Reaction to the migration story

  • Several commenters appreciate seeing concrete results from Linux→BSD migrations but want more technical depth (e.g., what exactly caused XFS failures, why workloads sped up).
  • Some consider running three different BSDs as “not solving problems” due to operational overhead; others see tailoring OS to task as a positive.

Filesystems: XFS, ext4, ZFS, Btrfs, UFS

  • XFS: Mixed history. Older Linux XFS on cheap hardware was described as fragile under power loss; modern XFS is widely praised as fast and reliable, especially with mdadm. Some want more detail on the author’s specific XFS incident.
  • ext4: Seen as “boring but safe,” with strong recovery tools and design tuned for commodity PCs.
  • ZFS: Many like ZFS (especially on FreeBSD, Solaris, and appliances like TrueNAS); others complain about Linux ZFS kernel-compatibility friction and higher resource use. One notes serious ZFS bugs and a contributor regretting the encryption merge.
  • Btrfs: Deeply polarizing. Some report years of trouble-free use (including large-scale deployments), others repeated catastrophic failures, especially when volumes fill or snapshots hide space usage. RAID5/6 is widely regarded as unsafe.
  • UFS/soft updates: Praised for simplicity, metadata safety, snapshots, and background fsck; seen as slower but robust.
  • General theme: real-world experience varies wildly; hardware quality, RAID level, and usage patterns matter.

BSD vs Linux: strengths and weaknesses

  • BSD positives: cohesive “full OS” design, stable interfaces, simple init (rc.conf), jails, strong docs and manpages, predictable upgrades, and good ZFS integration. Often preferred for NAS, routers, firewalls, and small servers.
  • BSD negatives: weaker desktop, Wi‑Fi, GPU and power‑management support; historically weaker Java support; some rough edges in ZFS booting and /dev semantics; smaller ecosystem and job market.
  • Linux positives: broader hardware and software support, containers/Kubernetes ecosystem, and more people familiar with it.
  • Some recommend FreeBSD (or TrueNAS) specifically for ZFS file servers.

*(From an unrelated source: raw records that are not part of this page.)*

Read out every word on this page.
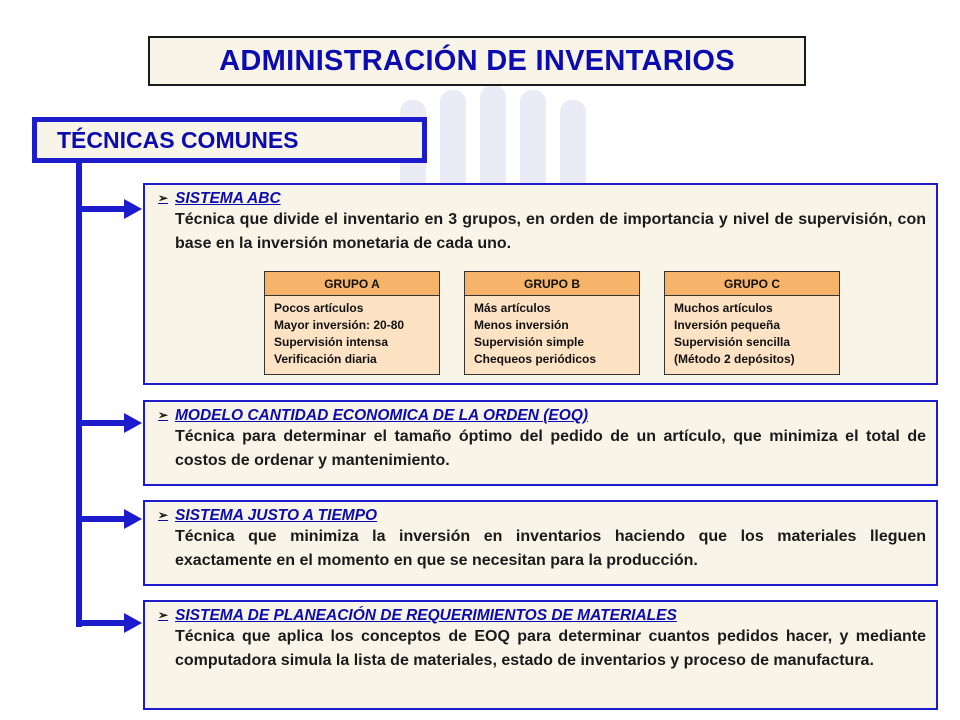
ADMINISTRACIÓN DE INVENTARIOS
TÉCNICAS COMUNES
➢ SISTEMA ABC
Técnica que divide el inventario en 3 grupos, en orden de importancia y nivel de supervisión, con base en la inversión monetaria de cada uno.
GRUPO A
Pocos artículos
Mayor inversión: 20-80
Supervisión intensa
Verificación diaria
GRUPO B
Más artículos
Menos inversión
Supervisión simple
Chequeos periódicos
GRUPO C
Muchos artículos
Inversión pequeña
Supervisión sencilla
(Método 2 depósitos)
➢ MODELO CANTIDAD ECONOMICA DE LA ORDEN (EOQ)
Técnica para determinar el tamaño óptimo del pedido de un artículo, que minimiza el total de costos de ordenar y mantenimiento.
➢ SISTEMA JUSTO A TIEMPO
Técnica que minimiza la inversión en inventarios haciendo que los materiales lleguen exactamente en el momento en que se necesitan para la producción.
➢ SISTEMA DE PLANEACIÓN DE REQUERIMIENTOS DE MATERIALES
Técnica que aplica los conceptos de EOQ para determinar cuantos pedidos hacer, y mediante computadora simula la lista de materiales, estado de inventarios y proceso de manufactura.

Containers, Kubernetes, and orchestration

  • Lack of a mature Kubernetes equivalent on BSD is a blocker for teams heavily invested in microservices.
  • Opinions on Kubernetes are split:
    • Pro: common platform across enterprises, consistent deployment model, cloud-managed offerings hide much complexity.
    • Skeptical: seen as “ornamental/accidental complexity,” expensive, overkill for non–hyper-growth businesses, and often adopted as cargo cult.
  • Alternatives mentioned: jails plus tools like BastilleBSD, systemd-nspawn, microVMs; some argue traditional VMs plus config management can be simpler.

Operational practices and client trust

  • Major debate over the author migrating client VMs to BSD “without telling them.”
    • One side: the OS is an implementation detail; if SLAs are met and contracts allow infrastructure changes, silent migration is fine.
    • Other side: changing OS carries high risk; clients should be warned of potentially disruptive work even if it ends up improving performance.
  • Some stress the need for maintenance windows and clear communication; others say providers routinely change internals (like cloud vendors) and customers don’t care so long as service quality remains.

Careers, economics, and meaning of IT work

  • A thread explores how IT “optimization” mainly enriches owners while automating away workers’ jobs, feeding a sense of meaninglessness.
  • Mid-career workers describe feeling trapped in “soulless” but well-paid roles, unable to retrain without risking family stability.
  • Others counter that modern living standards and housing expectations complicate claims of generational poverty, but acknowledge decoupling of meaningful work from livelihood.